Un autre point qui m’a particulièrement plu est la sensation que le groupe ne joue pas la surenchère technique, tout semble “couler de source”, à aucun moment, l’auditeur, même s’il n’est pas un fan absolu de jazz, peut se dire “mais attend, c’est quoi ce truc? on dirait des notes complètement random!” car l’interprétation est d’une fluidité hallucinante et d’une expressivité à pleurer, lui conférant ce caractère magique du jazz: on ne comprend pas toujours tout mais ça fonctionne parfaitement. J’en arrive à la conclusion que CKRAFT, ce ne sont pas des musiciens de jazz qui jouent du jazz/metal, ce ne sont pas non plus des musiciens de metal qui joue du metal/jazz, ce sont des musiciens qui jouent.

 

Masterisé par le fameux Thibault Chaumont du Deviant Lab et enregistré par Marc Karapetian (de OneFoot et qui a été aussi bassiste pour Tigran Hamasyan au passage), le son de l’album est superbe, d’une chaleur incroyable. Saxophone ultra moderne, jamais criard (parce que ca growle un saxo, surtout ici, la vache), guitare bien croustillante et moderne, basse bien ronde et qui secoue le fond du futal, batterie au juste milieu entre claquant et mat (peut être un poil en retrait ceci étant).

 

 

 

Ni trop avant-gardiste, ni trop free-jazz, suffisamment déstructuré pour qu'on s'y perde mais suffisamment structuré pour qu'on garde une bonne visibilité, servi par un mixage réussi et chaleureux, Epic Discordant Vision est une véritable pépite musicale, un pur joyau instrumental jamais ennuyeux (metaaaaalll) et joliment complexe (jaaazzzz), une nouvelle preuve que la musique sait encore se réinventer et que le métissage jazz-metal, finalement, existe. Oui...Mon top de l’année 2022 vient de prendre un sérieux coup dans l’aile et la cuisse.
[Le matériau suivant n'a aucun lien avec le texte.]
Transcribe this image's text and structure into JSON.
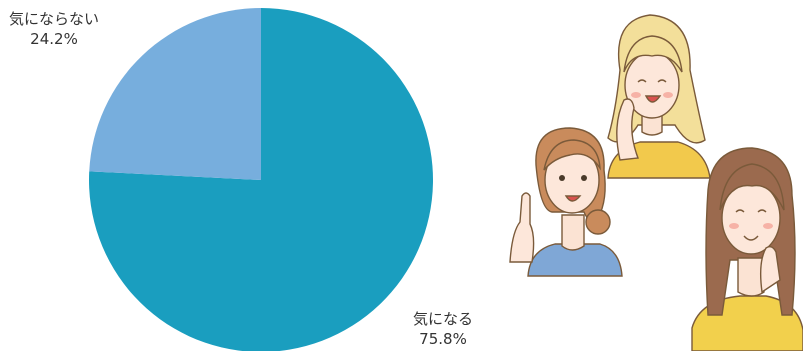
{
  "chart_data": {
    "type": "pie",
    "slices": [
      {
        "label": "気になる",
        "value": 75.8,
        "value_text": "75.8%",
        "color": "#1a9ebf"
      },
      {
        "label": "気にならない",
        "value": 24.2,
        "value_text": "24.2%",
        "color": "#77aedd"
      }
    ],
    "start_angle_deg": 0,
    "direction": "clockwise"
  },
  "illustration": {
    "icon": "three-women-discussing-illustration"
  }
}
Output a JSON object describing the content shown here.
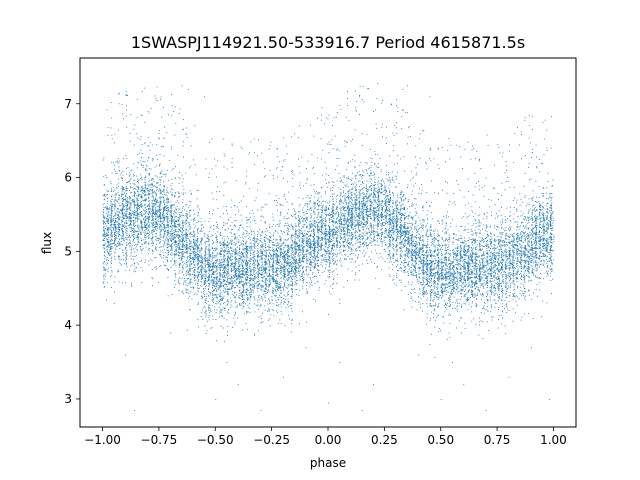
{
  "chart_data": {
    "type": "scatter",
    "title": "1SWASPJ114921.50-533916.7 Period 4615871.5s",
    "xlabel": "phase",
    "ylabel": "flux",
    "xlim": [
      -1.1,
      1.1
    ],
    "ylim": [
      2.62,
      7.62
    ],
    "xticks": [
      -1.0,
      -0.75,
      -0.5,
      -0.25,
      0.0,
      0.25,
      0.5,
      0.75,
      1.0
    ],
    "xtick_labels": [
      "−1.00",
      "−0.75",
      "−0.50",
      "−0.25",
      "0.00",
      "0.25",
      "0.50",
      "0.75",
      "1.00"
    ],
    "yticks": [
      3,
      4,
      5,
      6,
      7
    ],
    "ytick_labels": [
      "3",
      "4",
      "5",
      "6",
      "7"
    ],
    "grid": false,
    "marker_color": "#1f77b4",
    "points_note": "phase-folded light curve; dense cloud of points repeating with period 1 in phase",
    "trend": {
      "x": [
        0.0,
        0.05,
        0.1,
        0.15,
        0.2,
        0.25,
        0.3,
        0.35,
        0.4,
        0.45,
        0.5,
        0.55,
        0.6,
        0.65,
        0.7,
        0.75,
        0.8,
        0.85,
        0.9,
        0.95,
        1.0
      ],
      "y": [
        5.2,
        5.35,
        5.45,
        5.5,
        5.55,
        5.5,
        5.35,
        5.15,
        4.95,
        4.8,
        4.7,
        4.75,
        4.8,
        4.8,
        4.8,
        4.8,
        4.85,
        4.95,
        5.1,
        5.2,
        5.2
      ]
    },
    "spread": 0.3,
    "outliers": [
      [
        -0.88,
        6.5
      ],
      [
        -0.85,
        6.6
      ],
      [
        -0.8,
        6.9
      ],
      [
        -0.76,
        7.05
      ],
      [
        -0.73,
        6.3
      ],
      [
        -0.65,
        7.25
      ],
      [
        -0.62,
        7.2
      ],
      [
        -0.55,
        7.1
      ],
      [
        -0.9,
        3.6
      ],
      [
        -0.86,
        2.85
      ],
      [
        -0.7,
        3.9
      ],
      [
        -0.45,
        3.5
      ],
      [
        -0.4,
        3.2
      ],
      [
        -0.3,
        2.85
      ],
      [
        -0.2,
        3.3
      ],
      [
        -0.1,
        3.7
      ],
      [
        0.0,
        2.95
      ],
      [
        0.05,
        3.5
      ],
      [
        0.15,
        2.85
      ],
      [
        0.2,
        3.2
      ],
      [
        0.1,
        6.5
      ],
      [
        0.15,
        6.6
      ],
      [
        0.2,
        6.9
      ],
      [
        0.24,
        7.05
      ],
      [
        0.27,
        6.3
      ],
      [
        0.33,
        7.2
      ],
      [
        0.35,
        7.25
      ],
      [
        0.45,
        7.1
      ],
      [
        0.55,
        3.5
      ],
      [
        0.6,
        3.2
      ],
      [
        0.7,
        2.85
      ],
      [
        0.8,
        3.3
      ],
      [
        0.9,
        3.7
      ],
      [
        0.98,
        3.0
      ],
      [
        0.95,
        6.2
      ],
      [
        0.5,
        3.0
      ],
      [
        -0.5,
        3.0
      ],
      [
        -0.95,
        4.3
      ],
      [
        0.05,
        4.3
      ],
      [
        0.4,
        3.6
      ]
    ],
    "point_count": 14000,
    "seed": 7
  }
}
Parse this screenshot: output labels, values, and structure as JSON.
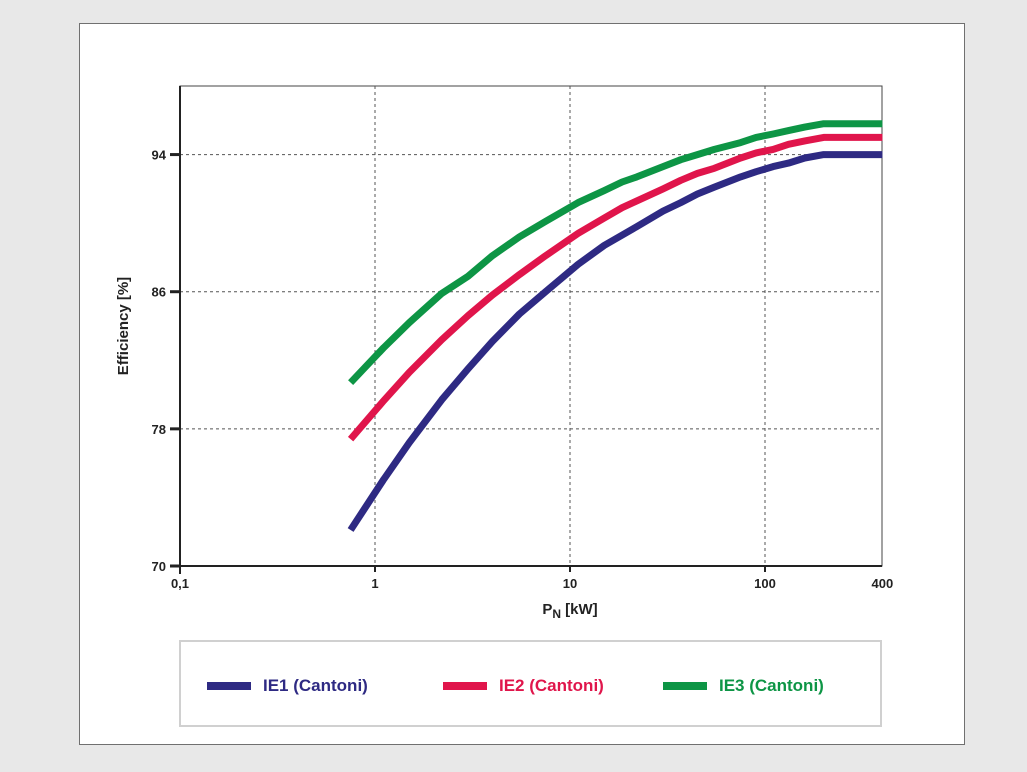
{
  "chart_data": {
    "type": "line",
    "xlabel_main": "P",
    "xlabel_sub": "N",
    "xlabel_unit": " [kW]",
    "ylabel": "Efficiency [%]",
    "xscale": "log",
    "xlim": [
      0.1,
      400
    ],
    "ylim": [
      70,
      98
    ],
    "xticks": [
      0.1,
      1,
      10,
      100,
      400
    ],
    "xtick_labels": [
      "0,1",
      "1",
      "10",
      "100",
      "400"
    ],
    "yticks": [
      70,
      78,
      86,
      94
    ],
    "ytick_labels": [
      "70",
      "78",
      "86",
      "94"
    ],
    "grid": true,
    "legend_position": "bottom",
    "series": [
      {
        "name": "IE1 (Cantoni)",
        "color": "#2e2a83",
        "x": [
          0.75,
          1.1,
          1.5,
          2.2,
          3,
          4,
          5.5,
          7.5,
          11,
          15,
          18.5,
          22,
          30,
          37,
          45,
          55,
          75,
          90,
          110,
          132,
          160,
          200,
          250,
          315,
          355,
          400
        ],
        "y": [
          72.1,
          75.0,
          77.2,
          79.7,
          81.5,
          83.1,
          84.7,
          86.0,
          87.6,
          88.7,
          89.3,
          89.8,
          90.7,
          91.2,
          91.7,
          92.1,
          92.7,
          93.0,
          93.3,
          93.5,
          93.8,
          94.0,
          94.0,
          94.0,
          94.0,
          94.0
        ]
      },
      {
        "name": "IE2 (Cantoni)",
        "color": "#e0154b",
        "x": [
          0.75,
          1.1,
          1.5,
          2.2,
          3,
          4,
          5.5,
          7.5,
          11,
          15,
          18.5,
          22,
          30,
          37,
          45,
          55,
          75,
          90,
          110,
          132,
          160,
          200,
          250,
          315,
          355,
          400
        ],
        "y": [
          77.4,
          79.6,
          81.3,
          83.2,
          84.6,
          85.8,
          87.0,
          88.1,
          89.4,
          90.3,
          90.9,
          91.3,
          92.0,
          92.5,
          92.9,
          93.2,
          93.8,
          94.1,
          94.3,
          94.6,
          94.8,
          95.0,
          95.0,
          95.0,
          95.0,
          95.0
        ]
      },
      {
        "name": "IE3 (Cantoni)",
        "color": "#0d9545",
        "x": [
          0.75,
          1.1,
          1.5,
          2.2,
          3,
          4,
          5.5,
          7.5,
          11,
          15,
          18.5,
          22,
          30,
          37,
          45,
          55,
          75,
          90,
          110,
          132,
          160,
          200,
          250,
          315,
          355,
          400
        ],
        "y": [
          80.7,
          82.7,
          84.2,
          85.9,
          86.9,
          88.1,
          89.2,
          90.1,
          91.2,
          91.9,
          92.4,
          92.7,
          93.3,
          93.7,
          94.0,
          94.3,
          94.7,
          95.0,
          95.2,
          95.4,
          95.6,
          95.8,
          95.8,
          95.8,
          95.8,
          95.8
        ]
      }
    ]
  }
}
Je crois même que ma quête du graal musical s’achève ici, là avec cet album.

 

 

On aime bien: un casting de rêve sur le papier pour un album de rêve, le dosage jazz/metal parfait, l'accordéon augmenté

On aime moins: ma carrière de chroniqueur pourrait bien s'arrêter ici

photo de 8oris
le 16/06/2022

9 COMMENTAIRES

cglaume

cglaume le 16/06/2022 à 09:54:29

Ce que j'en avais écouté m'avait carrément bluffé !!!

8oris

8oris le 16/06/2022 à 11:00:04

Si tu écoutes le reste, tu pourrais être carrément bluffé aussi! ;)

pidji

pidji le 16/06/2022 à 21:56:59

En tout cas, super chronique, qui m'a donné envie d'y jeter une oreille !

Wlad

Wlad le 17/06/2022 à 11:10:36

L'album m'évoque, en plus poussé et en version jazz, l'un de mes albums préférés, le Matter de Crossing the Rubicon, qui faisait preuve du même talent pour mélanger les leads au saxophone et à la guitare, dans un registre djent/prog.
Ce Ckraft est fracassant. Je me demande juste quand le grand couturier s'est mis à la descente en eaux vives (quoi, ça ne se lit pas "CKraft, le raft de Calvin Klein" ?)

Vikingator

Vikingator le 19/06/2022 à 17:55:17

Bonjour,
Tout d'abord je souhaite féliciter pour cette belle chronique. Pour le coté jamais de réel groupe de jazz métal , il y avait tout de même Panzerballet qui était clairement monstrueux (album de reprise de Noël complètement dingue) . En tout cas belle découverte . merci et bonne soirée

cglaume

cglaume le 19/06/2022 à 18:01:51

Panzerballet, chroniqué sur ce site ;)

8oris

8oris le 20/06/2022 à 19:06:56

Je reconnais que Panzerballet tirait grave son épingle du jeu mais ils avaient une approche très technique (toujours en gardant un côté fun ceci étant) qui les rendent moins abordables.

Vikingator

Vikingator le 20/08/2022 à 10:55:06

Obsidians, I ? Je ne connais pas et je ne trouve pas pourriez vous m'aider s'il vous plait ?

Pingouins

Pingouins le 20/08/2022 à 12:21:43

Il s'agit probablement d'une coquille et du groupe Ophidian I, qui ont sorti un très bon album de death technique l'annee dernière. La chronique est trouvable sur le zine :)
Si je me trompe, n'hesitez pas à corriger !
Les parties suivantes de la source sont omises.